Markov Chain-based Policies for Multi-stage Stochastic Integer Linear Programming
Résumé
We introduce a novel aggregation framework to address multi-stage stochastic programs with mixed-integer state variables and continuous local variables (MSILPs). Our aggregation framework imposes additional structure to the integer state variables by leveraging the information of the underlying stochastic process, which is modeled as a Markov chain (MC). We present an exact solution method to the aggregated MSILP, which can also be used in an approximation form to obtain dual bounds and implementable feasible solutions. Moreover, we apply two-stage linear decision rule (2SLDR) approximations and propose MC-based variants to obtain high-quality decision policies with significantly reduced computational effort. We test the proposed methodologies in a novel MSILP model for hurricane disaster relief logistics planning.
Biographie
Merve Bodur is an Assistant Professor in the Department of Mechanical and Industrial Engineering at the University of Toronto.

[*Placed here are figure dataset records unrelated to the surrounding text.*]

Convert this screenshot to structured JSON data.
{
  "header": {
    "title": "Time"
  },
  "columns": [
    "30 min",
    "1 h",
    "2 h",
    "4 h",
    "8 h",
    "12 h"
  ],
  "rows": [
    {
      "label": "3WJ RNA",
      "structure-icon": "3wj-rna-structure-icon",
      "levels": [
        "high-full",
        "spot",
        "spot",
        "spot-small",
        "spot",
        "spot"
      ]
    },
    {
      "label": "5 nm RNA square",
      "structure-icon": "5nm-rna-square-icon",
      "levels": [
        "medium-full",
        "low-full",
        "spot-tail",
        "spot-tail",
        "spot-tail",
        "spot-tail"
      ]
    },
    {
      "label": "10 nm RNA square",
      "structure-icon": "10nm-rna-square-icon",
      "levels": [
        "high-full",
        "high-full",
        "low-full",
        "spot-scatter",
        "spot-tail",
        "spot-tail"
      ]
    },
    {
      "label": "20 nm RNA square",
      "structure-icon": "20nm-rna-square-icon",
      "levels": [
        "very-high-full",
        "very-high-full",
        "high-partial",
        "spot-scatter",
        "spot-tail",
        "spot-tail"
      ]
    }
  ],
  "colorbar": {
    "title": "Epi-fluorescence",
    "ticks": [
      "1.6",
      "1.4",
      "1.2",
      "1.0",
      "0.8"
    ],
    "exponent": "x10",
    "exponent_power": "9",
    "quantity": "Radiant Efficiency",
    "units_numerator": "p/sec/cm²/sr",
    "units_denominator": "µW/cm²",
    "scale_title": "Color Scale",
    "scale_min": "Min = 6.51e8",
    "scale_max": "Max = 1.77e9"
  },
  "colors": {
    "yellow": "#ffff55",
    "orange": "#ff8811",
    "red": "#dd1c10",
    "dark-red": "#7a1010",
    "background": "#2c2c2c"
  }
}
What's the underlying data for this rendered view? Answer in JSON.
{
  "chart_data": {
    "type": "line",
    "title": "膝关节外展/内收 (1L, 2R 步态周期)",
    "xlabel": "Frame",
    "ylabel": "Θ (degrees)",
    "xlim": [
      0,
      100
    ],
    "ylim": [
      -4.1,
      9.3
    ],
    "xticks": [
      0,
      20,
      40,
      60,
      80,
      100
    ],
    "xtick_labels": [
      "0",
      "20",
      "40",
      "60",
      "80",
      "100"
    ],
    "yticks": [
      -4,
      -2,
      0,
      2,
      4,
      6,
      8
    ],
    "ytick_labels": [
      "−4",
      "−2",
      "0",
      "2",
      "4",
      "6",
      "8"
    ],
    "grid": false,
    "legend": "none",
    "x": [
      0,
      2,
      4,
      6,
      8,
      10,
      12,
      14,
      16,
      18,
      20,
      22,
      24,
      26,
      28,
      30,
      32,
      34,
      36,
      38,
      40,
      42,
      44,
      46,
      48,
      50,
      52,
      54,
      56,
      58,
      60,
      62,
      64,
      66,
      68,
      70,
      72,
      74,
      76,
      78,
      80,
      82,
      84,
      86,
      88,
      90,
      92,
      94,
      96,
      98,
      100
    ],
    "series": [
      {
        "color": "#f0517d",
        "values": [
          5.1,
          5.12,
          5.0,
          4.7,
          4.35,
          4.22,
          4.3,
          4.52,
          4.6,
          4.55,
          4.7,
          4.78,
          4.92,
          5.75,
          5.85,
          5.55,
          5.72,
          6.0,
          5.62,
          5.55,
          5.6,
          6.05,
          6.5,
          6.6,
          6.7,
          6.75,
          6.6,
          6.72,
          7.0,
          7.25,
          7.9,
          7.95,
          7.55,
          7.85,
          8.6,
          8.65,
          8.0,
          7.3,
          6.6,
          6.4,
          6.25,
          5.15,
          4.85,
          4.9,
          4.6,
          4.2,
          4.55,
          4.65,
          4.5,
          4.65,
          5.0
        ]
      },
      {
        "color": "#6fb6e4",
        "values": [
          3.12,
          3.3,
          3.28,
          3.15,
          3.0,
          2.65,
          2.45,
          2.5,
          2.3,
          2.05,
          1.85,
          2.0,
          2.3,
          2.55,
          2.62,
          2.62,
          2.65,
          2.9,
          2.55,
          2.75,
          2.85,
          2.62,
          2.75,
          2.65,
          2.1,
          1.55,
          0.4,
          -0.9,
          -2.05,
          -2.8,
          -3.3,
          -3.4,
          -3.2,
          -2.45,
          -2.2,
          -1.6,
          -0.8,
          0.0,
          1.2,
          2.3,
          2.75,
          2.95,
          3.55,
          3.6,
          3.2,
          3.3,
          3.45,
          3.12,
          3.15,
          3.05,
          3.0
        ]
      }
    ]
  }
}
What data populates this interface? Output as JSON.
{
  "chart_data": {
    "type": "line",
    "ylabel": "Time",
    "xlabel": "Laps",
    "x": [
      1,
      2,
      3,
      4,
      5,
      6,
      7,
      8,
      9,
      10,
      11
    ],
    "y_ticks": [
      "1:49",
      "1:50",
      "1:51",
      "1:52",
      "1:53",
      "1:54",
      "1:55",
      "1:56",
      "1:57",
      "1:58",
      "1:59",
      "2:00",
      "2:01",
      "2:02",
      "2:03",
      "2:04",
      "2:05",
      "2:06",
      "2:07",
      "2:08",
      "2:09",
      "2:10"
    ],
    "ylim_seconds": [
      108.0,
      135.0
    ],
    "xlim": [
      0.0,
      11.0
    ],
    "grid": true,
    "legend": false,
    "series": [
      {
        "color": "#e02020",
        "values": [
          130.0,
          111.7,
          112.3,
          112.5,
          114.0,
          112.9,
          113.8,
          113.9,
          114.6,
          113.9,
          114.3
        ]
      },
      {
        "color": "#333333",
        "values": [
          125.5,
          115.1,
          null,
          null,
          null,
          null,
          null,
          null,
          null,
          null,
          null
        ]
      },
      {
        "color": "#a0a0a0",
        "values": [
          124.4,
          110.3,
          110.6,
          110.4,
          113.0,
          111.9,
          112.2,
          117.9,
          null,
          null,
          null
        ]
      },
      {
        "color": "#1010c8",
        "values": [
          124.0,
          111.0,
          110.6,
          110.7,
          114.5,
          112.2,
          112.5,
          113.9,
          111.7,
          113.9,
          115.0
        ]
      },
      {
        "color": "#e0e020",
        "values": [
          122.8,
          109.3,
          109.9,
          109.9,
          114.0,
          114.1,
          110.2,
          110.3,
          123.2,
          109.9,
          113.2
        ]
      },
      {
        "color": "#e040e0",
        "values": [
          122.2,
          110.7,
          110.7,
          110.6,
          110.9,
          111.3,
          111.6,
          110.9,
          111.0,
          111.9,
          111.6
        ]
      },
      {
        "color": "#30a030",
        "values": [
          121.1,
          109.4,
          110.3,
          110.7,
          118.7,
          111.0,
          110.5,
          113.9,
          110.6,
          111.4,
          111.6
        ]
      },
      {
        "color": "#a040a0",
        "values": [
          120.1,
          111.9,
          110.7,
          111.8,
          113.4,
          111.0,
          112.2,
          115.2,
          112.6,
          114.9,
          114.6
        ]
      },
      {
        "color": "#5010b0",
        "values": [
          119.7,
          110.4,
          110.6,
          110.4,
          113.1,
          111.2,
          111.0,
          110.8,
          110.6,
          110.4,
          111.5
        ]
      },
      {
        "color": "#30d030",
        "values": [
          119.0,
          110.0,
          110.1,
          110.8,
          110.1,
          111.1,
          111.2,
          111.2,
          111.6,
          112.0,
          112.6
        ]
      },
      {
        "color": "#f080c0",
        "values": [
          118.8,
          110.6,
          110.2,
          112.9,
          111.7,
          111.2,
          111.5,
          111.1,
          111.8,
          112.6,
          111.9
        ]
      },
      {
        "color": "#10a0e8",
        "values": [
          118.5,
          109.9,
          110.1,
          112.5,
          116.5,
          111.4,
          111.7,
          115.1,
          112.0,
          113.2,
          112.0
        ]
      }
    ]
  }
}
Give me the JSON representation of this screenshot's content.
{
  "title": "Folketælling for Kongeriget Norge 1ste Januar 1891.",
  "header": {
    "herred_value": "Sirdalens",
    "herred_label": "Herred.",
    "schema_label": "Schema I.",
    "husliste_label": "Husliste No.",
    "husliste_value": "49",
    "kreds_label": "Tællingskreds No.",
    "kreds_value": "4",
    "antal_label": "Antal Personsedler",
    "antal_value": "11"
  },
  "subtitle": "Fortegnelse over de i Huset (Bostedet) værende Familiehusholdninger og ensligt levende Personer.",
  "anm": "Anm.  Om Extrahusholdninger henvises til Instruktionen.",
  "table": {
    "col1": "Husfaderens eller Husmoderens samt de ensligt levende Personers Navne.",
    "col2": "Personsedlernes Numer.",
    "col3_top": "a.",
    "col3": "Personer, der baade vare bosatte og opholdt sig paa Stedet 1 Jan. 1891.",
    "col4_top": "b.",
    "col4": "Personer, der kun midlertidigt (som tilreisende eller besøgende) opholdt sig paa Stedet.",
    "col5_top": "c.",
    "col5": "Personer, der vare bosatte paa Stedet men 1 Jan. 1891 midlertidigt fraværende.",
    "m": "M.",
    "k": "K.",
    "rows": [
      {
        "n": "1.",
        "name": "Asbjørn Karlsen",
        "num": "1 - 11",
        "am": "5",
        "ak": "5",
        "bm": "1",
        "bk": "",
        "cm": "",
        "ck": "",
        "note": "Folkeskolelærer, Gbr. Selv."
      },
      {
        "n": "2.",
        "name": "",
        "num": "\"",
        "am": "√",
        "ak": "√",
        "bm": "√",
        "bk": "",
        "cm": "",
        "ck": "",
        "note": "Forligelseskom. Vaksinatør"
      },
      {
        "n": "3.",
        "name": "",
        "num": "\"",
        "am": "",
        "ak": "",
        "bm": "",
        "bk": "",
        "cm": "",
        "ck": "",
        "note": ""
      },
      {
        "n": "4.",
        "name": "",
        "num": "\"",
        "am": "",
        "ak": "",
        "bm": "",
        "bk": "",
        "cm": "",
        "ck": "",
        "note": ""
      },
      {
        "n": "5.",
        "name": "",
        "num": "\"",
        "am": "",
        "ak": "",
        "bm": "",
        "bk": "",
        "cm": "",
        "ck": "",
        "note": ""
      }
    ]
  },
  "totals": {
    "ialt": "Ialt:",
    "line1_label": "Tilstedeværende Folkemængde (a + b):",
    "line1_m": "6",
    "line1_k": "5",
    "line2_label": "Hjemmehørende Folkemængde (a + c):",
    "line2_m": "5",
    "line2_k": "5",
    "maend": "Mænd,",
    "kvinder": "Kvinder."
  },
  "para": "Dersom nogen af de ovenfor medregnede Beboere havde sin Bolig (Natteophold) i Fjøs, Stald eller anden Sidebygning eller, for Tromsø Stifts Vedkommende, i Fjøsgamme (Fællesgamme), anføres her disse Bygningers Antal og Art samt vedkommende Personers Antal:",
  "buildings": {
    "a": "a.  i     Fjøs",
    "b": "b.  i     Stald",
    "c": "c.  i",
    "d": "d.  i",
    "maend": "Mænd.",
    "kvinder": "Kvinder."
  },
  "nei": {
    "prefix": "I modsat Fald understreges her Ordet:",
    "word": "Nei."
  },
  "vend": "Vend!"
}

She also held a Dean’s Spark Professorship in the Faculty of Applied Science and Engineering (2018-2021). She is a faculty associate of University of Toronto Transportation Research Institute, Smart Freight Centre, and Centre for Healthcare Engineering at the University of Toronto. Currently, she is the INFORMS Optimization Society Vice Chair of Integer and Discrete Optimization. She obtained her Ph.D. from University of Wisconsin-Madison and did a postdoc at Georgia Institute of Technology. She received her B.S. in Industrial Engineering and B.A. in Mathematics from Bogazici University, Turkey. Her research interests include stochastic programming, integer programming, multiobjective optimization and combinatorial optimization, with applications in a variety of areas such as scheduling, transportation, power systems, healthcare and telecommunications.